BLM UK did not respond to requests for comment sent via email and Twitter.


Ayton, recognisable by her striking blond hair, has carried a loudspeaker and led chants at demonstrations across the capital, including from on top of a van.

She said racism affected every walk of British life from policing and politics to healthcare and the media.

“Institutionalised racism is very much alive because of silence and ignorance,” said Ayton, who is of Jamaican and Nigerian descent.

Britain, she said, had to face its colonial past, otherwise it would haunt society and sow discord for centuries to come.

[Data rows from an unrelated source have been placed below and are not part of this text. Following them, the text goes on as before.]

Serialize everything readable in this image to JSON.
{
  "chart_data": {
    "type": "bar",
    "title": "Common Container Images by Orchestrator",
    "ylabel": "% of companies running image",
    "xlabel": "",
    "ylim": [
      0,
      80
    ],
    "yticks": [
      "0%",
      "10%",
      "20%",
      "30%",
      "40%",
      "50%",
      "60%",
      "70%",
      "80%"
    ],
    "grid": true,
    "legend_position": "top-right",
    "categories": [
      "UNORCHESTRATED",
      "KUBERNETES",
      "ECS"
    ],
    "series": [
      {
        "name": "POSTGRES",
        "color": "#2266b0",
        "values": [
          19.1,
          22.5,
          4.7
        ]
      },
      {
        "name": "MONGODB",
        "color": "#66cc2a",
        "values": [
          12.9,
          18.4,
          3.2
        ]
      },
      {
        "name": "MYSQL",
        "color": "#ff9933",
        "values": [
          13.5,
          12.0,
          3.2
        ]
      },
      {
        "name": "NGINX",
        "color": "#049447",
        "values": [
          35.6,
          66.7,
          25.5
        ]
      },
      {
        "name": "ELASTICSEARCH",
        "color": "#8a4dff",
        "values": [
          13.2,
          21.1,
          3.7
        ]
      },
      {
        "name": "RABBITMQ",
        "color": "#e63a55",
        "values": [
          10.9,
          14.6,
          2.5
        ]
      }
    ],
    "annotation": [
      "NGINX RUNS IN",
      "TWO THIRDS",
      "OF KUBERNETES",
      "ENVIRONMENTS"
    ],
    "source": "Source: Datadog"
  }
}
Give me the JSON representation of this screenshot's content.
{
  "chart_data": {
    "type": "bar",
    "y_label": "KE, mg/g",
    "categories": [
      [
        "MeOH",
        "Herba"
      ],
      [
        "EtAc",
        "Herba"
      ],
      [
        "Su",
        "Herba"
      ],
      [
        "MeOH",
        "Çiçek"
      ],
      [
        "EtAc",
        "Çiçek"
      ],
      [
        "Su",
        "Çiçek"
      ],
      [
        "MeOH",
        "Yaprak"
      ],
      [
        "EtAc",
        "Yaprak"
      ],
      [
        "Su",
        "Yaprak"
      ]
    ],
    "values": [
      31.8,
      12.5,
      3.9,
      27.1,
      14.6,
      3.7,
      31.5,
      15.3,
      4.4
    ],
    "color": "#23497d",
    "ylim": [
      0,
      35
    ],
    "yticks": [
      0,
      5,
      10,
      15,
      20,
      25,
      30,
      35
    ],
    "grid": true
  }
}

One step of atonement would be for it to pay reparations for the slave trade, she said, suggesting London could start by paying off the debt of Caribbean countries.

“We appreciate a ‘sorry’ of course but I don’t believe it is enough. I do believe in reparations,” Ayton said, adding that slave traders were compensated when the trade was abolished but slaves were not.

She would like to see statues of slave traders moved to museums but said there was no reason to remove a statue of Winston Churchill as he had done much for the United Kingdom even though he expressed what are now considered racist views.

So what statues would she like to see?

“I would put up a lot of people who were slaves – they are ultimately heroes,” Ayton said.